This project contains a federated machine learning application that does sarcoma classification based on histopathology slides. We use NVIDIA NVFlare to federate the application.
The initial idea (and code) came from DeepPATH
- https://nvidia.github.io/NVFlare/installation.html
- https://nvidia.github.io/NVFlare/quickstart.html
- https://nvidia.github.io/NVFlare/examples/hello_tf2.html#train-the-model-federated
- Python 3.8 - only tested with Python 3.8. Note, that in the NVIDIA Flare documentation it currently states: "NVIDIA FLARE requires Python 3.8. It may work with Python 3.7 but currently is not compatible with Python 3.9 and above."
Add to your .bash_profile (this was required due to an Out of Memory error with tensorflow):
export TF_GPU_ALLOCATOR=cuda_malloc_async
export OPENBLAS_NUM_THREADS=1 # required for color normalization process
Execute (to create directory, pull code, and create a virtual environment):
mkdir fed-sarcoma
cd fed-sarcoma
git clone https://github.com/mlathara/sarcoma-histo-fed.git
python3.8 -m venv venv
source venv/bin/activate
Execute (to install libraries and to install NVIDIA NVFlare):
cd sarcoma-histo-fed
pip install -r requirements.txt // OR for development: pip install -r requirements-dev.txt
cd ..
git clone https://github.com/NVIDIA/NVFlare.git
Establish one server and one client and link configuration files
poc -n 1
ln -s ~/fed-sarcoma/sarcoma-histo-fed poc/admin/transfer
Modify the config/json template files located in sarcoma-histo-fed/sarcoma-histo-fed/config
Modification of the client config includes specifying a baseimage as shown here:
"baseimage": "name-of-environment-variable-with-path-to-baseimage"
This file is used in the Vahadane color normalization process which aligns/normalizes all of the images across different color variations due to staining and scanning differences. The baseimage can be selected from any image but it is suggested to be a good representation of a complete slide or tile that may represent the "norm" across all of the user's slides.
Process description: The client references local digital slides, which it tiles into smaller images. These images are in turn used by the client to train a local neural network model. After a user-defined number of epochs, the client passes the model weights back to the server, which aggregates all the client model weights into a single model. This single model is then used as the basis for the next round of training till the user-defined number of training rounds is completed.
For each client (only a single client is shown below), first set the appropriate environment variable to point to the location of the input dataset, and the baseimage. The names of the environment variable should also be reflected in the client config json files. For instance:
export SARCOMA_HISTO_FED_DATASET_DIR=/path/to/parent/dir/with/dataset/and/labels/
export SARCOMA_HISTO_FED_BASEIMAGE=/path/to/baseimage
Note that if multiple clients are being used, each can have different values for the environment variables. As such, it may be easiest to include the above export
commands into an env file within each poc/site-x/startup
folders and then using source
to ensure that the appropriate environment variables are set during client startup.
Perhaps the simplest case for multiple clients (useful with POC setups) is when multiple clients are on the same machine/node. In this case, if the machine has multiple GPUs, it may also be useful to set CUDA_VISIBLE_DEVICES
to different values so that each client is able to train on the GPU. By default, the first node to allocate on the GPUs will otherwise use both GPUs and cause the second one to fail.
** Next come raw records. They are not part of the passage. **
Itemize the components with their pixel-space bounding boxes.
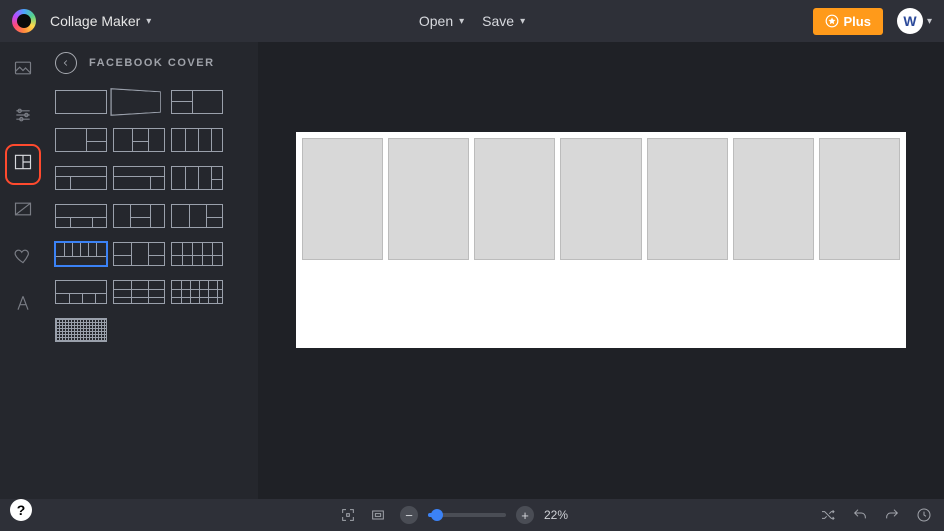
collage-cell[interactable] [819, 138, 900, 260]
collage-cell[interactable] [302, 138, 383, 260]
plus-button[interactable]: Plus [813, 8, 883, 35]
arrow-left-icon [61, 58, 71, 68]
template-thumb [113, 318, 165, 342]
collage-cell[interactable] [560, 138, 641, 260]
heart-icon [13, 246, 33, 266]
account-menu[interactable]: W ▾ [897, 8, 932, 34]
sliders-icon [13, 105, 33, 125]
star-icon [825, 14, 839, 28]
topbar-right: Plus W ▾ [813, 8, 933, 35]
panel-title: FACEBOOK COVER [89, 57, 215, 69]
top-bar: Collage Maker ▾ Open ▾ Save ▾ Plus W ▾ [0, 0, 944, 42]
template-panel: FACEBOOK COVER [45, 42, 258, 499]
template-thumb [171, 318, 223, 342]
template-thumb[interactable] [55, 242, 107, 266]
zoom-slider-thumb[interactable] [431, 509, 443, 521]
template-thumb[interactable] [171, 90, 223, 114]
canvas-area[interactable] [258, 42, 944, 499]
app-name: Collage Maker [50, 13, 140, 29]
open-label: Open [419, 13, 453, 29]
zoom-slider[interactable] [428, 513, 506, 517]
undo-icon[interactable] [852, 507, 868, 523]
zoom-out-button[interactable]: − [400, 506, 418, 524]
save-button[interactable]: Save ▾ [482, 13, 525, 29]
template-thumb[interactable] [55, 280, 107, 304]
crop-icon [13, 199, 33, 219]
template-thumb[interactable] [55, 90, 107, 114]
topbar-center: Open ▾ Save ▾ [419, 13, 525, 29]
rail-crop[interactable] [13, 199, 33, 224]
zoom-label: 22% [544, 508, 568, 522]
app-switch-dropdown[interactable]: Collage Maker ▾ [50, 13, 151, 29]
avatar: W [897, 8, 923, 34]
shuffle-icon[interactable] [820, 507, 836, 523]
template-thumb[interactable] [110, 88, 160, 116]
bottom-bar: − + 22% [0, 499, 944, 531]
chevron-down-icon: ▾ [927, 16, 932, 27]
chevron-down-icon: ▾ [459, 16, 464, 27]
rail-favorites[interactable] [13, 246, 33, 271]
collage-cell[interactable] [733, 138, 814, 260]
collage-cell[interactable] [388, 138, 469, 260]
bottombar-right [820, 507, 932, 523]
zoom-controls: − + 22% [400, 506, 568, 524]
template-thumb[interactable] [113, 166, 165, 190]
template-thumb[interactable] [171, 242, 223, 266]
collage-cell[interactable] [474, 138, 555, 260]
collage-canvas[interactable] [296, 132, 906, 348]
fit-icon[interactable] [370, 507, 386, 523]
plus-label: Plus [844, 14, 871, 29]
template-thumb[interactable] [171, 280, 223, 304]
template-thumb[interactable] [113, 128, 165, 152]
rail-image[interactable] [13, 58, 33, 83]
focus-icon[interactable] [340, 507, 356, 523]
template-thumb[interactable] [55, 128, 107, 152]
canvas-row [296, 132, 906, 260]
template-thumb[interactable] [113, 280, 165, 304]
rail-adjust[interactable] [13, 105, 33, 130]
app-logo [12, 9, 36, 33]
collage-cell[interactable] [647, 138, 728, 260]
left-rail [0, 42, 45, 499]
template-thumb[interactable] [171, 166, 223, 190]
redo-icon[interactable] [884, 507, 900, 523]
rail-layout[interactable] [13, 152, 33, 177]
save-label: Save [482, 13, 514, 29]
chevron-down-icon: ▾ [146, 16, 151, 27]
layout-icon [13, 152, 33, 172]
template-grid [55, 90, 248, 342]
template-thumb[interactable] [113, 242, 165, 266]
back-button[interactable] [55, 52, 77, 74]
zoom-in-button[interactable]: + [516, 506, 534, 524]
template-thumb[interactable] [171, 128, 223, 152]
template-thumb[interactable] [55, 318, 107, 342]
open-button[interactable]: Open ▾ [419, 13, 464, 29]
history-icon[interactable] [916, 507, 932, 523]
template-thumb[interactable] [55, 204, 107, 228]
text-icon [13, 293, 33, 313]
bottombar-center: − + 22% [340, 506, 568, 524]
image-icon [13, 58, 33, 78]
template-thumb[interactable] [113, 204, 165, 228]
rail-text[interactable] [13, 293, 33, 318]
chevron-down-icon: ▾ [520, 16, 525, 27]
main-area: FACEBOOK COVER [0, 42, 944, 499]
help-button[interactable]: ? [10, 499, 32, 521]
template-thumb[interactable] [171, 204, 223, 228]
template-thumb[interactable] [55, 166, 107, 190]
panel-header: FACEBOOK COVER [55, 52, 248, 74]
Start the server, the client, and the admin in 3 separate terminals (ensuring you have the venv activated via source venv/bin/activate):
./poc/server/startup/start.sh
./poc/site-1/startup/start.sh
./poc/admin/startup/fl_admin.sh localhost
*Note that user and password for admin server is 'admin'/'admin'
Execute process via the admin terminal console:
upload_app sarcoma-histo-fed
set_run_number 1
deploy_app sarcoma-histo-fed all
start_app all
To shutdown the servers use the following command in the admin console:
shutdown all
[or]
shutdown client
shutdown server
A makefile is used for code formatting.
make format # to format the files
make lint # to test that the code passes the lint check
We support streaming learning metrics from the client site back to the server. To enable this, the user must first configure Tensorboard callback by setting the desired kwargs to the tensorboard
parameter for the executor/SimpleTrainer in the client configuration.
Next, the user must start tensorboard on the node running the server:
tensorboard --logdir=/path/to/configured/logdir
By default, the server stores tensorboard events from the client under poc/server/run_X/tb_events
. Use that value for logdir
. If the training is running on a remote machine, the user will need to forward ports appropriately:
ssh user@remote -L 6006:remote:6006
Then visit localhost:6006
in your local machine's web browser to view training metrics. Currently, the metrics displayed here are hard-coded in the network.py
file. In the future this may be changed to allow the user to configure the metrics being captured.